Ajout du 7 juillet 2013 :
Página/12 publie aujourd'hui, sous la plume habituellement hostile de Washington Uranga, une analyse très fine et bien intentionnée des quatre premiers mois du Pape François au Vatican. Pour la première fois dans ce quotidien qui, en général, ne comprend rien aux affaires spirituelles, l'adjectif conservador, employé pour stigmatiser le Cardinal Bergoglio puis le Pape, est employé entre guillemets ! (lire l'article). Le plus étonnant est que ces guillemets coexistent avec la mention objective du refus du mariage homosexuel (dans Lumen Fidei), ce qui était jusqu'à présent le grand marqueur du soi-disant conservatisme du magistère catholique. Le journaliste semble avoir pris la peine de lire le texte espagnol de l'encyclique. Quel renversement...
(1)
Le Pape a été ordonné évêque en
1992. Au moment des faits, il était donc évêque
auxiliaire de Buenos Aires. Depuis sa nomination comme archevêque
de la capitale argentine, il a participé à de
nombreuses cérémonies sur les lieux de l'attentat.

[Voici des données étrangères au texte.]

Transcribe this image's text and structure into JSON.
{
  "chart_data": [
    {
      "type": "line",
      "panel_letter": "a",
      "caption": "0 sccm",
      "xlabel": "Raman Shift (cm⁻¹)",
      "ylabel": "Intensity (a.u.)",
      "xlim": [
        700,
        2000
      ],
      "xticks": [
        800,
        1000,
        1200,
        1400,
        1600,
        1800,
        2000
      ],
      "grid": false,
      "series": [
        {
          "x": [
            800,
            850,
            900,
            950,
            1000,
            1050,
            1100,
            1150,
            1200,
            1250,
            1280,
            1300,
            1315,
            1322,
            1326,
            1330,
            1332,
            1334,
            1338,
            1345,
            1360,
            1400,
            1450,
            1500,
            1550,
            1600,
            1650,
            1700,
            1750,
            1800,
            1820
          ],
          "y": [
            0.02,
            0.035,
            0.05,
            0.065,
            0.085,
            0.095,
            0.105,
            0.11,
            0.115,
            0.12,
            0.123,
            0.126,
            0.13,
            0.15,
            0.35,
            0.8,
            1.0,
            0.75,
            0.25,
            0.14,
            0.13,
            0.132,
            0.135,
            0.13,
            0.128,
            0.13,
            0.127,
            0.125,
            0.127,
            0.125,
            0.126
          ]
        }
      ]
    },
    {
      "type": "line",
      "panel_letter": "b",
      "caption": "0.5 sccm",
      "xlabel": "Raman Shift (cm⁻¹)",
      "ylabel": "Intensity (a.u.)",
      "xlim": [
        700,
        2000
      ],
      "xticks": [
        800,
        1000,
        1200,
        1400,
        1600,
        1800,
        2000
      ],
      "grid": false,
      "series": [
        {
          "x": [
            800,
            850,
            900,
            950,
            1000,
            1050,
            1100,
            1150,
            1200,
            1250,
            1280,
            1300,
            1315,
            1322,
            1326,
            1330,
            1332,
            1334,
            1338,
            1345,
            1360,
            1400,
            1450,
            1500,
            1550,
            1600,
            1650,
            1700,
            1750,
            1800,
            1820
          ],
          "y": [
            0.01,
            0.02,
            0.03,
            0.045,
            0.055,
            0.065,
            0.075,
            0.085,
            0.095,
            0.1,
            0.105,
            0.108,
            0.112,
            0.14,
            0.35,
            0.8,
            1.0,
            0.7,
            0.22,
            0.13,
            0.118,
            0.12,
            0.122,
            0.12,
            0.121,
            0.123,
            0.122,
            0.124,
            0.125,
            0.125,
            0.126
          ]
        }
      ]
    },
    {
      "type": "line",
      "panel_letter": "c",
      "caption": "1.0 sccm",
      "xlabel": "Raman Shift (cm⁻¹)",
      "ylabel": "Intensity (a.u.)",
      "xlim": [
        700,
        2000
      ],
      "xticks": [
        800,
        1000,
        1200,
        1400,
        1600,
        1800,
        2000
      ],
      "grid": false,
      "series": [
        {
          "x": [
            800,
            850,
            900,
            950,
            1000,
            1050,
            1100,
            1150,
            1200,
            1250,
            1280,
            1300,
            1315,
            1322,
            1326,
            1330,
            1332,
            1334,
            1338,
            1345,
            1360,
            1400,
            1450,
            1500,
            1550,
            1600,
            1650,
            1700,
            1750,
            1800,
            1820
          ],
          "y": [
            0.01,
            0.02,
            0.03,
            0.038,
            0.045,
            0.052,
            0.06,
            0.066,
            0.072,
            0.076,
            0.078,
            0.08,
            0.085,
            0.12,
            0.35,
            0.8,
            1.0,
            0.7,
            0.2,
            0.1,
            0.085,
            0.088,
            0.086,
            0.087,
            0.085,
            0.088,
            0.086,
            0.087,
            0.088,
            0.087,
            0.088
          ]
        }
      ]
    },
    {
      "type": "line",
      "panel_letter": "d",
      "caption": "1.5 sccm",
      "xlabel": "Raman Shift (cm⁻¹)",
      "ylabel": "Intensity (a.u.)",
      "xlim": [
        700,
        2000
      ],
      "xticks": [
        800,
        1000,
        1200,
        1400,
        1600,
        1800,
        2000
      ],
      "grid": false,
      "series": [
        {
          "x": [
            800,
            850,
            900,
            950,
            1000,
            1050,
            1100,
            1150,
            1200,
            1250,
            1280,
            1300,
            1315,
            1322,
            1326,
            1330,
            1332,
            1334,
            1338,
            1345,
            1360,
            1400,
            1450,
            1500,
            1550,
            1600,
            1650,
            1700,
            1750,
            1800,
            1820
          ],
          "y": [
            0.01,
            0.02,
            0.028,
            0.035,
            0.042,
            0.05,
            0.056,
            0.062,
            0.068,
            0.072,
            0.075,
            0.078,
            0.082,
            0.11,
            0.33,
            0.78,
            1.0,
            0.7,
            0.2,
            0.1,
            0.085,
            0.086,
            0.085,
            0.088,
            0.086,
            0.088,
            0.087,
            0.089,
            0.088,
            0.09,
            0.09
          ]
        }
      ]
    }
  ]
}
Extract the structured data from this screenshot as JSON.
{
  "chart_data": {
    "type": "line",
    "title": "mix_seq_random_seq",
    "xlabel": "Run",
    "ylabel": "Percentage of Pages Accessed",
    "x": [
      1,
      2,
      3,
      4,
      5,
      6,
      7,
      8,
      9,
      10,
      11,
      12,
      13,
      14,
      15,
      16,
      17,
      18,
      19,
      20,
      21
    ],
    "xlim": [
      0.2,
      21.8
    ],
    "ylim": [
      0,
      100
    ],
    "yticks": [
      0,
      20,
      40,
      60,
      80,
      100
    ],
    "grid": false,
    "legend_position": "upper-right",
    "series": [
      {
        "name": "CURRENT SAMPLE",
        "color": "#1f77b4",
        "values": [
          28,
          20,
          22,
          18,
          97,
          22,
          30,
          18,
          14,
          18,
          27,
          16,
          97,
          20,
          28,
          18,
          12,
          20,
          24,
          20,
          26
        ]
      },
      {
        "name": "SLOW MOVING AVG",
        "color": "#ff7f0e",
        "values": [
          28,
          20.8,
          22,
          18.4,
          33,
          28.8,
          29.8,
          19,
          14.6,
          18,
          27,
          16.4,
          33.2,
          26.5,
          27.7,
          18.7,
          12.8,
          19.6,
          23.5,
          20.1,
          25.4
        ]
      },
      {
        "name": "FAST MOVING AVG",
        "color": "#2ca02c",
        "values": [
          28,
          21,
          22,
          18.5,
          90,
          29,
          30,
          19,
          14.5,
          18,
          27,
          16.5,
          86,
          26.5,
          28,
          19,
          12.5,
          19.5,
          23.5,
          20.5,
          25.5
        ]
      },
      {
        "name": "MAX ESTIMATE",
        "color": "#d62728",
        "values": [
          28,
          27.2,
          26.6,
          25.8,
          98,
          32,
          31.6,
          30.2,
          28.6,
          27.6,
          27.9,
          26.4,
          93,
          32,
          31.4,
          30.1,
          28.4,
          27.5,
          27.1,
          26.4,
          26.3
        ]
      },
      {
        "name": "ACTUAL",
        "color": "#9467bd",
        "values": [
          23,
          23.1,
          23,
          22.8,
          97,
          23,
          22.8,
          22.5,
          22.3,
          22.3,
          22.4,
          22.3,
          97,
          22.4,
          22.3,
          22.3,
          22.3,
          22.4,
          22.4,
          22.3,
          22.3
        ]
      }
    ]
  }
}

L'enquête criminelle a débouché il y a quelques
mois sur une initiative politique très contestée dans
la communauté juive argentine qui se traduit par un accord
bilatéral entre la République argentine et la
République islamique d'Iran, dont le gouvernement de l'époque
est fortement soupçonné d'être l'initiateur du
crime, tandis que les poseurs de bombe, des Argentins d'origine
syrienne, auraient été couverts et protégés
par l'ex-Président Carlos Menem (voir mon article du 3 octobre 2009 au sujet des soupçons qui se sont accumulés sur ce
dernier). Aujourd'hui, Carlos Menem a retrouvé un statut de
sénateur et recouvré l'immunité relative à
cette fonction élective. Les poursuites contre lui sont
suspendues.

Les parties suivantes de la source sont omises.